I was fascinated by a response to a blog/article I posted very recently. A very welcome comment from a reader who encouraged thinking and operating in human systems as opposed to operation silos.
Questioning the benefit of Conventional eLearning
In fact, this reader was in direct contrast with the person I’d been in correspondence with early last week, who I doubt will have the motivation to read this article. The person I am referring to runs an eLearning business, with a nice shiny website that is well resourced. He’s doing well in his business and, truly I am glad for him. Without dragging this illustration out, he runs a business that delivers eLearning and supposes there’s been evidenced knowledge transfer and an impact on a business, simply because someone completes one of his programmes and the relevant data is processed through the associated learning management system. Of course, any learning and development professional worth their salt, would rightly throw their hands up in horror at this.
eLearning is Great for Compliance and Mandatory Learning
Please don’t misunderstand me. I think eLearning and its use in keeping track of compliance and mandatory training can be great. In fact, in part of my own life I am undertaking a programme of eLearning at the moment and valuing the experience. So, I am not saying it isn’t useful. I am just concerned that, at its best we have nice shiny, programmes that give people a good experience but little discernible effect in changed behaviour or business impact. Or take this mundane example which is slightly different.
An Example from Face-to-Face Learning
A few years ago, I did a formal teaching programme. On the same programme there happened to be another participant with a track record in learning and development. During one of the practical exercises, he and I, along with other participants had to prepare and deliver a ten-minute presentation. I remember, his was excellent. It was enjoyable, funny, engaging. His style was attractive. He knew how to hold attention. He was given lots of positive feedback. But I remember thinking at the time that the presentation, excellent though it might have been, was more presentation over substance. At the time I did the training, I wondered what the real benefit was, even though I’d enjoyed the session.

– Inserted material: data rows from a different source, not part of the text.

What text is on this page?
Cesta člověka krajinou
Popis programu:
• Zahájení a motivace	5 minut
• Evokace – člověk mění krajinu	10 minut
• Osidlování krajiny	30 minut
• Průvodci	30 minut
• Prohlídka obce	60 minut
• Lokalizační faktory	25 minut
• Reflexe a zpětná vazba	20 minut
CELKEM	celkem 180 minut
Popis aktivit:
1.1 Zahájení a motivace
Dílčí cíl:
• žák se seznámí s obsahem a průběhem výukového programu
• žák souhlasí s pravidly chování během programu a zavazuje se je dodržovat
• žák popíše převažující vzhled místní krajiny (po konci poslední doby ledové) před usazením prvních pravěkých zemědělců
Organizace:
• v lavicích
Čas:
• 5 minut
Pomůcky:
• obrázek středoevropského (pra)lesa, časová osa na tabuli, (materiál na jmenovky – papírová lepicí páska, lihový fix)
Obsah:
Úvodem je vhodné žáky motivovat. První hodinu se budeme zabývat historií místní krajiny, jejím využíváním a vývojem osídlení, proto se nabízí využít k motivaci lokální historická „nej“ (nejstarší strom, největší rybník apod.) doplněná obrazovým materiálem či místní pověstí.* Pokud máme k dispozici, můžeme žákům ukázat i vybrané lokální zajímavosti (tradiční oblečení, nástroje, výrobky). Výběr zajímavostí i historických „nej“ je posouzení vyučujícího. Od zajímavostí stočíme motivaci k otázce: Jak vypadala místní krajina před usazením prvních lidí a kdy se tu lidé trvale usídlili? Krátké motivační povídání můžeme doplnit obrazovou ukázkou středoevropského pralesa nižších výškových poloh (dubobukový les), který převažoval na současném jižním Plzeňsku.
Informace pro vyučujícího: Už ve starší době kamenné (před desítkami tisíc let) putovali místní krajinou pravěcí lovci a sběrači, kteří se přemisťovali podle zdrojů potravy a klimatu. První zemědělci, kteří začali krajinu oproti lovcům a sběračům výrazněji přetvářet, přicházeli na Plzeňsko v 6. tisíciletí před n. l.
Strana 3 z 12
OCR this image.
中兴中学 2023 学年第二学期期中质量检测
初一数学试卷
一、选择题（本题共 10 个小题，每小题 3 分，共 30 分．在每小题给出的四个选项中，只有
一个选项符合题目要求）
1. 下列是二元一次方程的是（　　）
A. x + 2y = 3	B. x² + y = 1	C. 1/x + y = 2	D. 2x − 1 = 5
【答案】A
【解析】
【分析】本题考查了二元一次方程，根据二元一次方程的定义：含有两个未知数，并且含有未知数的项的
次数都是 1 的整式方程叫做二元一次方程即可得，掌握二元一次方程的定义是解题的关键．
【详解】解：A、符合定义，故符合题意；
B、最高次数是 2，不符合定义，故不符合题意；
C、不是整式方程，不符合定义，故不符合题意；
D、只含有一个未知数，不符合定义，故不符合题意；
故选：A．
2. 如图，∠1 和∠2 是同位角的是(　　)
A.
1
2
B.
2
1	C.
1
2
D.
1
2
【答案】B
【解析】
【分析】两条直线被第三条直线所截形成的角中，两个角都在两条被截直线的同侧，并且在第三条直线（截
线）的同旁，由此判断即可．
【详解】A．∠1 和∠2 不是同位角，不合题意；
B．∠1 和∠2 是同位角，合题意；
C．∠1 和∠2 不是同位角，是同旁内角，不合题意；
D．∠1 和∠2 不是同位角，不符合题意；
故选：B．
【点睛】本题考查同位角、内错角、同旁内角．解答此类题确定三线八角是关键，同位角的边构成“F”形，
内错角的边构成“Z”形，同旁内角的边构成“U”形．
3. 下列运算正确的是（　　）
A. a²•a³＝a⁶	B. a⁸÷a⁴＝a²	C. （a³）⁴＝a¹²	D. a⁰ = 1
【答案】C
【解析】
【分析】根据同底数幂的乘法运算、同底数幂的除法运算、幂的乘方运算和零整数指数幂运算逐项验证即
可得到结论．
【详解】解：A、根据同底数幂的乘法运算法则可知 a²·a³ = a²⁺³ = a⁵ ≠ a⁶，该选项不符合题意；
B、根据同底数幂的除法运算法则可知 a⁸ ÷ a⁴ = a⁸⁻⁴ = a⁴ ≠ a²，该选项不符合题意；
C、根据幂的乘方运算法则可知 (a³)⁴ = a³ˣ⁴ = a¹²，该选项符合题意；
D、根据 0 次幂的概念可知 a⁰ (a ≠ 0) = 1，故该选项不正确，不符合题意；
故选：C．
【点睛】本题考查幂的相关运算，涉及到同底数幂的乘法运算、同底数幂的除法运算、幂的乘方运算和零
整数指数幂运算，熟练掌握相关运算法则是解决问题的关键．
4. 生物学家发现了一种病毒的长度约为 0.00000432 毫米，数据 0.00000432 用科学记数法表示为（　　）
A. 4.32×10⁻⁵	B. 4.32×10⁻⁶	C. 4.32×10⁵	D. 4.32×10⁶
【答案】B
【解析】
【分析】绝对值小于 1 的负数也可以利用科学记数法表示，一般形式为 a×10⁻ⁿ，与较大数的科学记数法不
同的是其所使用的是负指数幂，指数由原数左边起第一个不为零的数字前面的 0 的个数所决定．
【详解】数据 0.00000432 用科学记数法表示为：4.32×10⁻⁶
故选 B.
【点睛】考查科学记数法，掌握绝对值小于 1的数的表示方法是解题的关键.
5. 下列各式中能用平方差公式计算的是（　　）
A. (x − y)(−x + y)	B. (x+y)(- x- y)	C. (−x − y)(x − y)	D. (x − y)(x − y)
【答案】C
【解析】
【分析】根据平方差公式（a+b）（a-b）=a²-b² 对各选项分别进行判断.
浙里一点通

Learning and Being Entertained
So here are two examples, the nice, shiny, well-presented eLearning and the engaging face-to-face programme. Each has their presentational benefits. They’ve kept the participant entertained – more of that word, ‘entertained’ in a moment – but in neither experience was their evidence of or motivation to change. Perhaps there doesn’t need to be? Perhaps some learning and development is just functional and of little more benefit than toilet training. Perhaps that kind of learning and development can happen in a silo, away from real business life.
Learning in the Midst of the Everyday
However, personally, I consider that substantial learning and development happens in the midst of everyday life, putting into practise what we are learning. If you want to think more technically, substantial learning happens within human systems. Thus, I argue that learning and development has to happen primarily within the context of those human systems.
Context is Everything
In fact, in the part of my world that includes lecturing business students, in more or less every lecture with a new group the phrase ‘context is everything’ would be used. In this regard, every learning experience needs to be reflected on – contextualised – in the real-life of the everyday. This is why I am with the person commenting on my article/blog in thinking that learning and development has to be within the context of human systems, the every-day of our working lives and not in the silos of the training room or eLearning programme (much as we might benefit from both from time to time).
Learning in Context
It is my own contention that one of the benefits of emerging learning technologies, is that they can enable learning and development to be delivered to people outside of silos and within the human systems of their working life. Certainly this is what we have created in the SPICE Ecosystem™ in technology that can be used to deliver sophisticated targeted learning and development in the everyday of people’s operational context….where they live and work and have their identity.
What does it mean to be Entertained?
But to come back to that word ‘entertained’. Let me ask what you think might be meant by the word? For sure, to be ‘entertained’ is about enjoyment, pleasure and all those ideas that might come to mind. There’s nothing wrong with being ‘entertained’ in this basic way, just as there’s nothing wrong with laughing at a good joke. However, there is a deeper meaning. To be ‘entertained’ is also to be drawn in, to identify with those entertaining us and the subject of their entertainment. In this fuller sense there is a kind of empathy between the entertained (you and me) and the entertainer, in their performance.
I wrote a book a year or two ago, partly reflecting on this theme of entertainment and empathy. In it I wrote this phrase that stuck in my mind: ‘Empathy isn’t over there watching’. What I meant was that empathy and entertainment, are with us and we with them as we learn and develop through practise and reflection. So for me, in that fuller sense of the word learning and development should be about development through practise and reflection.
Resources for Developing People in Context
This is what has been created in the SPICE Ecosystem™, resources for ongoing learning and development in the midst of people’s lives, enabling ongoing change in people’s operational context, without the fuss, flash and fandango of something as ephemeral and superficial as something that’s simply nice and shiny and of doubtful benefit.